3.a) Aux termes de l’art. 8 al. 1 LPGA, est réputée invalidité l’incapacité de gain totale ou partielle qui est présumée permanente ou de longue durée. L’invalidité peut résulter d’une infirmité congénitale, d’une maladie ou d’un accident (art. 4 al. 1 LAI). En vertu de l’art. 7 al. 1 LPGA, est réputée incapacité de gain toute diminution de l’ensemble ou d’une partie des possibilités de gain de

  • 8 - l’assuré sur un marché du travail équilibré dans son domaine d’activité, si cette diminution résulte d’une atteinte à sa santé physique, mentale ou psychique et qu’elle persiste après les traitements et les mesures de réadaptation exigibles. Est réputée incapacité de travail toute perte, totale ou partielle, de l’aptitude de l’assuré à accomplir dans sa profession ou son domaine d’activité le travail qui peut raisonnablement être exigé de lui, si cette perte résulte d’une atteinte à sa santé physique, mentale ou psychique. En cas d’incapacité de travail de longue durée, l’activité qui peut être exigée de lui peut aussi relever d’une autre profession ou d’un autre domaine d’activité (art. 6 LPGA). b) L'art. 28 al. 1 LAI prévoit que l'assuré a droit à une rente aux conditions cumulatives suivantes : sa capacité de gain ou sa capacité d’accomplir ses travaux habituels ne peut pas être rétablie, maintenue ou améliorée par des mesures de réadaptation raisonnablement exigibles (let. a) ; il a présenté une incapacité de travail (art. 6 LPGA) d’au moins 40 % en moyenne durant une année sans interruption notable (let. b) ; au terme de cette année, il est invalide (art. 8 LPGA) à 40 % au moins (let. c).
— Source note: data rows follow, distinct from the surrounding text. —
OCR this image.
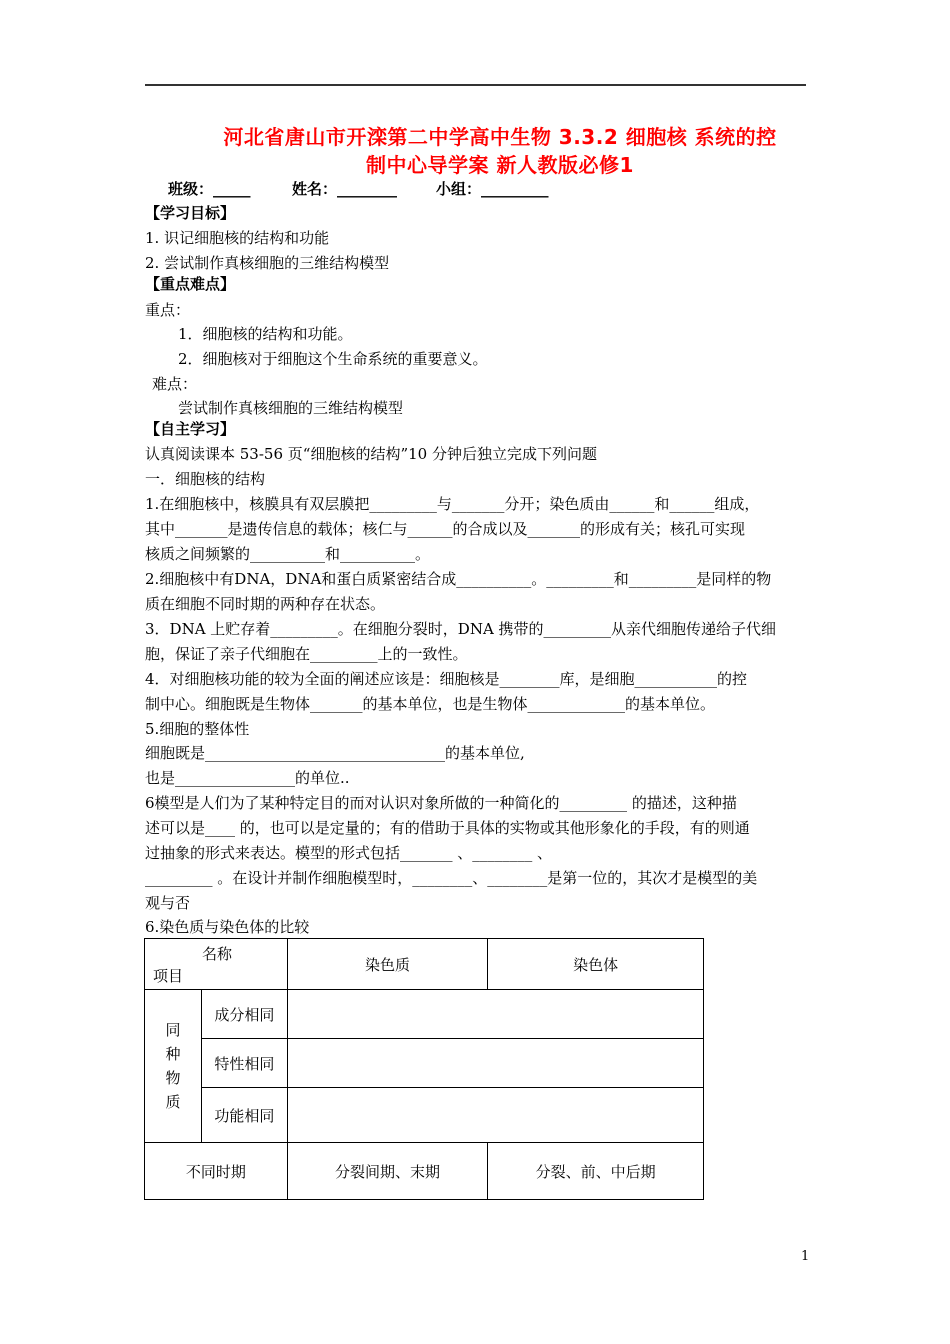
河北省唐山市开滦第二中学高中生物 3.3.2 细胞核 系统的控
制中心导学案 新人教版必修1
班级：_____	姓名：________	小组：_________
【学习目标】
1. 识记细胞核的结构和功能
2. 尝试制作真核细胞的三维结构模型
【重点难点】
重点：
1．细胞核的结构和功能。
2．细胞核对于细胞这个生命系统的重要意义。
难点：
尝试制作真核细胞的三维结构模型
【自主学习】
认真阅读课本 53-56 页“细胞核的结构”10 分钟后独立完成下列问题
一．细胞核的结构
1.在细胞核中，核膜具有双层膜把_________与_______分开；染色质由______和______组成，
其中_______是遗传信息的载体；核仁与______的合成以及_______的形成有关；核孔可实现
核质之间频繁的__________和__________。
2.细胞核中有DNA，DNA和蛋白质紧密结合成__________。_________和_________是同样的物
质在细胞不同时期的两种存在状态。
3．DNA 上贮存着_________。在细胞分裂时，DNA 携带的_________从亲代细胞传递给子代细
胞，保证了亲子代细胞在_________上的一致性。
4．对细胞核功能的较为全面的阐述应该是：细胞核是________库，是细胞___________的控
制中心。细胞既是生物体_______的基本单位，也是生物体_____________的基本单位。
5.细胞的整体性
细胞既是________________________________的基本单位,
也是________________的单位..
6模型是人们为了某种特定目的而对认识对象所做的一种简化的_________ 的描述，这种描
述可以是____ 的，也可以是定量的；有的借助于具体的实物或其他形象化的手段，有的则通
过抽象的形式来表达。模型的形式包括_______ 、________ 、
_________ 。在设计并制作细胞模型时，________、________是第一位的，其次才是模型的美
观与否
6.染色质与染色体的比较
名称
项目		染色质	染色体

同
种
物
质	成分相同		
	特性相同		
	功能相同		
不同时期		分裂间期、末期	分裂、前、中后期
1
Selon l’art. 28 al. 2 LAI, l’assuré a droit à une rente d'invalidité s’il est invalide à 40 % au moins ; la rente est échelonnée selon le degré d'invalidité, un degré d'invalidité de 40 % au moins donnant droit à un quart de rente, un degré d'invalidité de 50 % au moins donnant droit à une demi-rente, un degré d'invalidité de 60 % au moins donnant droit à trois- quarts de rente et un degré d'invalidité de 70 % au moins donnant droit à une rente entière. c) En vertu de l'art. 17 al. 1 LPGA, si le taux d'invalidité du bénéficiaire de la rente subit une modification notable, la rente est, d'office ou sur demande, révisée pour l'avenir, à savoir augmentée ou réduite en conséquence, ou encore supprimée.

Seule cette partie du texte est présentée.